Funcionários do Azevedo Lima denunciam precariedade e coação

Wellington Serrano –

Que a saúde pública estadual não anda bem das pernas todo mundo já sabe, mas a denúncia é de coação e parte dos funcionários. Profissionais que atuam no Hospital Estadual Azevedo Lima (Heal), no Fonseca, relatam que estão trabalhando sem pagamento e sendo coagidos pela Organização Social que administra o hospital, a Instituto Sócrates Guanaes. Um enfermeiro teria sido demitido após reclamar de direitos, dizem os companheiros de trabalho.

“É lamentável, mas é o que estamos passando aqui. Estamos sem a quarta parcela do décimo terceiro do ano passado, salário com atraso de 17 a 20 dias, sem previsão do décimo terceiro desse ano, porque a primeira parcela que deveria ser paga no dia 30 de novembro”, disse um profissional que pediu para não ser identificado.

Já um enfermeiro, que também prefere não se identificar, relata sua angústia diante do descaso do hospital. “Formamos uma comissão para representar os funcionários do hospital junto ao diretor, mas ele mesmo não esteve presente na reunião e mandou um representante e a gerente de enfermagem”, disse. “Somos coagidos o tempo todo. Deixamos claro que iríamos fazer uma paralisação e, diante dessa afirmação, fomos ameaçados pela direção. Eles disseram que vamos nos arrepender se levarmos para a mídia o que acontece na unidade”, disse outro profissional.

Os funcionários acusam o diretor Tiago Veloso de não respeitar nem quem é da comissão. “Ontem um dos enfermeiros que lutava por nós foi mandado embora, outra enfermeira sofreu ameaça e foi impedida de levar uma testemunha durante o momento que foi chamada na direção, sendo assim coagida durante todo tempo”, lamentou um enfermeiro.

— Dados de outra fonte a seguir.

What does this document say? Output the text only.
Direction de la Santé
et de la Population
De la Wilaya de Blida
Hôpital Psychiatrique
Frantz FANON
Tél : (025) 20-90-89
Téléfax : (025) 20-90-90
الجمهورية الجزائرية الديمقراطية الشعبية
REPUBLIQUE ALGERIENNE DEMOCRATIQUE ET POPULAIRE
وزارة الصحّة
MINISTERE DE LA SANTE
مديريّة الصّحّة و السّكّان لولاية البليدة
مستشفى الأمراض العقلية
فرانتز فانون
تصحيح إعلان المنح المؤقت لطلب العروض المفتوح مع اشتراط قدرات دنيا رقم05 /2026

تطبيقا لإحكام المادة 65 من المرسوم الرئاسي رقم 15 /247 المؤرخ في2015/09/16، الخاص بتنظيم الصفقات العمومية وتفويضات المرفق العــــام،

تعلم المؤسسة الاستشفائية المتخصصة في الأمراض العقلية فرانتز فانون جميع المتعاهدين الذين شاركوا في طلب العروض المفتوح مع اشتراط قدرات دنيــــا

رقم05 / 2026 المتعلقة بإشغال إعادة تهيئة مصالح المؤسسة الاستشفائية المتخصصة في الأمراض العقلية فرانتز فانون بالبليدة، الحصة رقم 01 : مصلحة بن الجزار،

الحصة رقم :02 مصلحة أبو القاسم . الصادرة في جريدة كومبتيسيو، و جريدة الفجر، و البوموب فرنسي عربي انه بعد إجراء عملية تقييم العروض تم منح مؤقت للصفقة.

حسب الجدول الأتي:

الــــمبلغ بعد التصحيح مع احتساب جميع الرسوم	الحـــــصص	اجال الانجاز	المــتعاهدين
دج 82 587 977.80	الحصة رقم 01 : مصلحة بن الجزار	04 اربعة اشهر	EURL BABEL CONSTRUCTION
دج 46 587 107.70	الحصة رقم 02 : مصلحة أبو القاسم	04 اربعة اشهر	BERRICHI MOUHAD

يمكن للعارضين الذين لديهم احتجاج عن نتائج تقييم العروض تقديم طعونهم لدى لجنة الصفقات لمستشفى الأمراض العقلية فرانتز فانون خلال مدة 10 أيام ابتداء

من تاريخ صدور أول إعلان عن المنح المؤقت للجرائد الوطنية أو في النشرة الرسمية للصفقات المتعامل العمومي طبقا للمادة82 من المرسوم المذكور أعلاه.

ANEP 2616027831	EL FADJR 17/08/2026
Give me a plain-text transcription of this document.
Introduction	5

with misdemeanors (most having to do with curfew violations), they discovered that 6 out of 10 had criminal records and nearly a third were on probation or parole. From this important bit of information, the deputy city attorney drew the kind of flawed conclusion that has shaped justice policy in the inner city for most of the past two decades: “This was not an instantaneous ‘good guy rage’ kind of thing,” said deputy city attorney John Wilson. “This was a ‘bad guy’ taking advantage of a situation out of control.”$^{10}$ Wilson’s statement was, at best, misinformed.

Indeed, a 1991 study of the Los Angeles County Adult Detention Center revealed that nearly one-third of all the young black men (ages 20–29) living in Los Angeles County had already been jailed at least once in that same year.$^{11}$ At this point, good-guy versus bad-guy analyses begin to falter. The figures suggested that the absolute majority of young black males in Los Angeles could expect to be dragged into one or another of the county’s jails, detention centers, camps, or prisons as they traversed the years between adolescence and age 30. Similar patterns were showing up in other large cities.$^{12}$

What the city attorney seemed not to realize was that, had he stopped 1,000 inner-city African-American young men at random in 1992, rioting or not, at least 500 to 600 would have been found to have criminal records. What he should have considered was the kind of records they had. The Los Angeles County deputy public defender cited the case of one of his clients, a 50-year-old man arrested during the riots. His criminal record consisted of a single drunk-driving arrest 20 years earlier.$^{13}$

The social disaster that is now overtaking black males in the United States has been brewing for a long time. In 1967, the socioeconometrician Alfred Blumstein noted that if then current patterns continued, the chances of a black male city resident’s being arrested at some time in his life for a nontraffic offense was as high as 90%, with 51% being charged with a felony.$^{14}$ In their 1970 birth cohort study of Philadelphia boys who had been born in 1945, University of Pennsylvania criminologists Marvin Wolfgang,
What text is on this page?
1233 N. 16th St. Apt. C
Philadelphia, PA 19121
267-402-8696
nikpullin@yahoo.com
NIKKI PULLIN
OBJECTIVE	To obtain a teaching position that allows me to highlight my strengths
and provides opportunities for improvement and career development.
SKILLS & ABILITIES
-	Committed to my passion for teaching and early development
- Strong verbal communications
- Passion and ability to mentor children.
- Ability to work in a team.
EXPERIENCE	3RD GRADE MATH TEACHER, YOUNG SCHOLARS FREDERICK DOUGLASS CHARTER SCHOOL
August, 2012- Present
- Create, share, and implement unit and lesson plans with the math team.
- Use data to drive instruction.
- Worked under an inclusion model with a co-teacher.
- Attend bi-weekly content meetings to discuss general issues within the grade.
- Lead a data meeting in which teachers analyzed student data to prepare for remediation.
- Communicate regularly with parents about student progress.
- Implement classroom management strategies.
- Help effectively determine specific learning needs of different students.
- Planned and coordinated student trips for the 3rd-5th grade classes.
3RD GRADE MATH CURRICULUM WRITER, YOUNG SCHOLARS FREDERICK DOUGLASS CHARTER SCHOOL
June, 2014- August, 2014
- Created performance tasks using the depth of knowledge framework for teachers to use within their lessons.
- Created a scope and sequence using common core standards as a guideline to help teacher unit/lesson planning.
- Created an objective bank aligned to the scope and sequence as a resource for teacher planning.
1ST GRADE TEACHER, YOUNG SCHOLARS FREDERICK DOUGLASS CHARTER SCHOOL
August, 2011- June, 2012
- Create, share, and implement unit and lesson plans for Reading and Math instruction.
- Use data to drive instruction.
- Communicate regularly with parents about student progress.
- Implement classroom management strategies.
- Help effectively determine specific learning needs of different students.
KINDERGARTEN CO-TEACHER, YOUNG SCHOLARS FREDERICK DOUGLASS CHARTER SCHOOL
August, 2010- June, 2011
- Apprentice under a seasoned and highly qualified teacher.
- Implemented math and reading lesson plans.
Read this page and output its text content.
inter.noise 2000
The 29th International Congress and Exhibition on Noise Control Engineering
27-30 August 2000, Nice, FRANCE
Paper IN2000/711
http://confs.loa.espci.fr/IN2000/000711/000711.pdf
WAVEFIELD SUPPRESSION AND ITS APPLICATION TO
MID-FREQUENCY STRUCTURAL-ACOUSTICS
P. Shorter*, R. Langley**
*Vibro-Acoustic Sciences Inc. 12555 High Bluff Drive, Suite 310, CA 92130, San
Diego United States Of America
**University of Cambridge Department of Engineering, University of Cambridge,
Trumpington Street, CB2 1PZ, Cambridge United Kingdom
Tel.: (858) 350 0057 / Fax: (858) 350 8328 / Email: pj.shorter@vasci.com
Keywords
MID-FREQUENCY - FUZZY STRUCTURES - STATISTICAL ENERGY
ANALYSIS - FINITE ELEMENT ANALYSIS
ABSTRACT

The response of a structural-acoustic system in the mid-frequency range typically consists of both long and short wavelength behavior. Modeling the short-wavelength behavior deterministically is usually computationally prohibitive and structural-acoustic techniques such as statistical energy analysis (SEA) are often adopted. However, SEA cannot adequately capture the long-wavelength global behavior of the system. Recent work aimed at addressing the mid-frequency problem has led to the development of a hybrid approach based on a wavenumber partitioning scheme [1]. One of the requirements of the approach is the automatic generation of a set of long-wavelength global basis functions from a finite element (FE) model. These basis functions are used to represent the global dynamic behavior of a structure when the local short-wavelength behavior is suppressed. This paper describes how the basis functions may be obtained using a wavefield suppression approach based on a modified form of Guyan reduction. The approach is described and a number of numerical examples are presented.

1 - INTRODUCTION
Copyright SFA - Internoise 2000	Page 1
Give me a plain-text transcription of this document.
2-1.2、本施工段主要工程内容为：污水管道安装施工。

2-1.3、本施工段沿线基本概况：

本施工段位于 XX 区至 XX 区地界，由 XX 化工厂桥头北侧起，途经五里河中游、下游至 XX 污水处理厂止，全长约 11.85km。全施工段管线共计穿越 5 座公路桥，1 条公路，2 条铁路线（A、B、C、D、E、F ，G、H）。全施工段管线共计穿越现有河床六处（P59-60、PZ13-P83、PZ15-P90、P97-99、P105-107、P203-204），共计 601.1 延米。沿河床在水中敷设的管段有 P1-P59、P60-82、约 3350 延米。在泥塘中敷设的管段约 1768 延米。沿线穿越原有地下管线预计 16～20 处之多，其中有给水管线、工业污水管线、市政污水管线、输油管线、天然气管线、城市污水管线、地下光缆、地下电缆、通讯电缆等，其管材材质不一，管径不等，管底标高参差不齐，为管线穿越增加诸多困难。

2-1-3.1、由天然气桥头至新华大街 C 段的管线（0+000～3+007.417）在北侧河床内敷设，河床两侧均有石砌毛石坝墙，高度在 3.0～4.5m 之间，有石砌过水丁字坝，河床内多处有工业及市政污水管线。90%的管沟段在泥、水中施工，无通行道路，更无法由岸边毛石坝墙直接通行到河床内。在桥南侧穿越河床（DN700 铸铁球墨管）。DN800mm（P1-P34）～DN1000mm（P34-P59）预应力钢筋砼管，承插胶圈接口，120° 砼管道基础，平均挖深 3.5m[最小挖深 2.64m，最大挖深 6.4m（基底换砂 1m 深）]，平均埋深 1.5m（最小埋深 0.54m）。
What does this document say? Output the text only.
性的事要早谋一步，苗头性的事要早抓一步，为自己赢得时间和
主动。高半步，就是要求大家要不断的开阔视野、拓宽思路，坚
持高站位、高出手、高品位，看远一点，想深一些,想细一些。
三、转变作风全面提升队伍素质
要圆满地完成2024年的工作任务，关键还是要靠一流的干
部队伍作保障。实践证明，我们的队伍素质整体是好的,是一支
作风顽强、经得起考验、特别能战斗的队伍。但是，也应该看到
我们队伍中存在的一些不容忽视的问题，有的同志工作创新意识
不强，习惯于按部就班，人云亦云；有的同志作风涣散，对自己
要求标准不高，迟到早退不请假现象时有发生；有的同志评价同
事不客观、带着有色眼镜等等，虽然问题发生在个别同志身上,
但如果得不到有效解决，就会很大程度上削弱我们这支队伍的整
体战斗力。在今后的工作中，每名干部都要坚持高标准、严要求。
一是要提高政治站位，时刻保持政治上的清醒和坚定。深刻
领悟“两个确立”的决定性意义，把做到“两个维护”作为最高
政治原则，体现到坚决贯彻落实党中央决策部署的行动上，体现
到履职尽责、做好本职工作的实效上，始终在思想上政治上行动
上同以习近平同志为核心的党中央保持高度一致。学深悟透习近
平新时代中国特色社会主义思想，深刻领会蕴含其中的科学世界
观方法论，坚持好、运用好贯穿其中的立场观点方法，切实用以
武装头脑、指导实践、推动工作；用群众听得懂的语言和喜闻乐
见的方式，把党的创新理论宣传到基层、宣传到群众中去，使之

Segundo denúncias, a direção avisou que se visse alguma manifestação, o líder do movimento seria demitido por justa causa. “Alegam não ter repasse do Estado e por ser uma organização social sem fins lucrativos não teriam caixa. Mentira pura! Eles têm caixa sim, tanto que mandaram o enfermeiro embora. Como mandam embora sem dinheiro? Sempre que o repasse é feito somos o último hospital a receber porque eles deixam o dinheiro rendendo juros”, acusa uma funcionária que acusa a precariedade no hospital. “Estamos sem papel toalha para secar as mãos, sem papel higiênico, materiais de péssima qualidade”, informou uma funcionária antiga, mas que também teme retaliações.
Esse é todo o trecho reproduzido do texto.